Limitations of perfect match layers
Although PML is widely used in computational electromagnetics and has become the absorbing boundary technique of choice, it still has some limitations. In some important cases, PML may not work effectively and lead to unavoidable reflections or exponential growth. After the wave equation is discretized on the computer, small numerical reflections will appear. This is because the design of PML can only work for accurate continuous wave equations.
PML output usually needs to be turned on gradually, and its absorption coefficient σ is usually slowly increased from zero to reduce unnecessary numerical reflections.
Another limitation worth noting is that the performance of PML also suffers when the material exhibits a "backward wave" solution. In some negative index materials, instability occurs, leading to exponential growth.
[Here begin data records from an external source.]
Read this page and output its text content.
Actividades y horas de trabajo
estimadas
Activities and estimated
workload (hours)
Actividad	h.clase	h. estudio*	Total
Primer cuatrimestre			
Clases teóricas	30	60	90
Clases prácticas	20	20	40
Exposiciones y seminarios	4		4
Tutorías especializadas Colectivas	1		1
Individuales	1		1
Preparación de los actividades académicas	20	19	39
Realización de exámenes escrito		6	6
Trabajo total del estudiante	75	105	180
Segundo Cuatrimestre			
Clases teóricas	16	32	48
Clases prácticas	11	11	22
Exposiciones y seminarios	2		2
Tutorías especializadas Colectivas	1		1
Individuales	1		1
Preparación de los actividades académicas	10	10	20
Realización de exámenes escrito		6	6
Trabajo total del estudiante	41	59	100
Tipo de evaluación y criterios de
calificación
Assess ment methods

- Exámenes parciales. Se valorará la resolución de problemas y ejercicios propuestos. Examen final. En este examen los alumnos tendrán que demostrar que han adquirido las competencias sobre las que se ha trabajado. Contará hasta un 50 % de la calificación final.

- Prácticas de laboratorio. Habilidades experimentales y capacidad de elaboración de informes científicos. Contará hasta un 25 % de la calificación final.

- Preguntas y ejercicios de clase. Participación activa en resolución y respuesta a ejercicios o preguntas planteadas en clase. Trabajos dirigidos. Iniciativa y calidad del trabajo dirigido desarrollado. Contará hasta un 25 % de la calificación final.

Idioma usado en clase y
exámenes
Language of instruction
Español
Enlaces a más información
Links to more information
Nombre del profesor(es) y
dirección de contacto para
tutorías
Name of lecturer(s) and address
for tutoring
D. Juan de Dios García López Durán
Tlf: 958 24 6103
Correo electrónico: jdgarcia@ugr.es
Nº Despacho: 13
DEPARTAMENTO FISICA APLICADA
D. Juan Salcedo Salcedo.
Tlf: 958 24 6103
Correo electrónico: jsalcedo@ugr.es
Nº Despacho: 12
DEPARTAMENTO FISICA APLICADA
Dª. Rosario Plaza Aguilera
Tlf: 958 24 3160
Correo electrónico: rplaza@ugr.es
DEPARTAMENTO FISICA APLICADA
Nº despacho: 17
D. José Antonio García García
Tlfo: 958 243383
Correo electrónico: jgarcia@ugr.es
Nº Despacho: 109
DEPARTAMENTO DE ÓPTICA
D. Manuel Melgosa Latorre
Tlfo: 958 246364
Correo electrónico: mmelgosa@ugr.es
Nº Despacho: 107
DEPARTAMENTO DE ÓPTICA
While this problem can be solved by flipping the sign of σ, things get more complicated if the material itself is frequency dependent.
Future exploration
As a technology, perfectly matched layers reshape the boundary conditions of numerical simulations in a unique way. However, as technology advances, we still need to explore and improve its application in special situations, especially when dealing with complex media and heterogeneous structures. Does this mean that the development potential of PML has not yet been fully explored?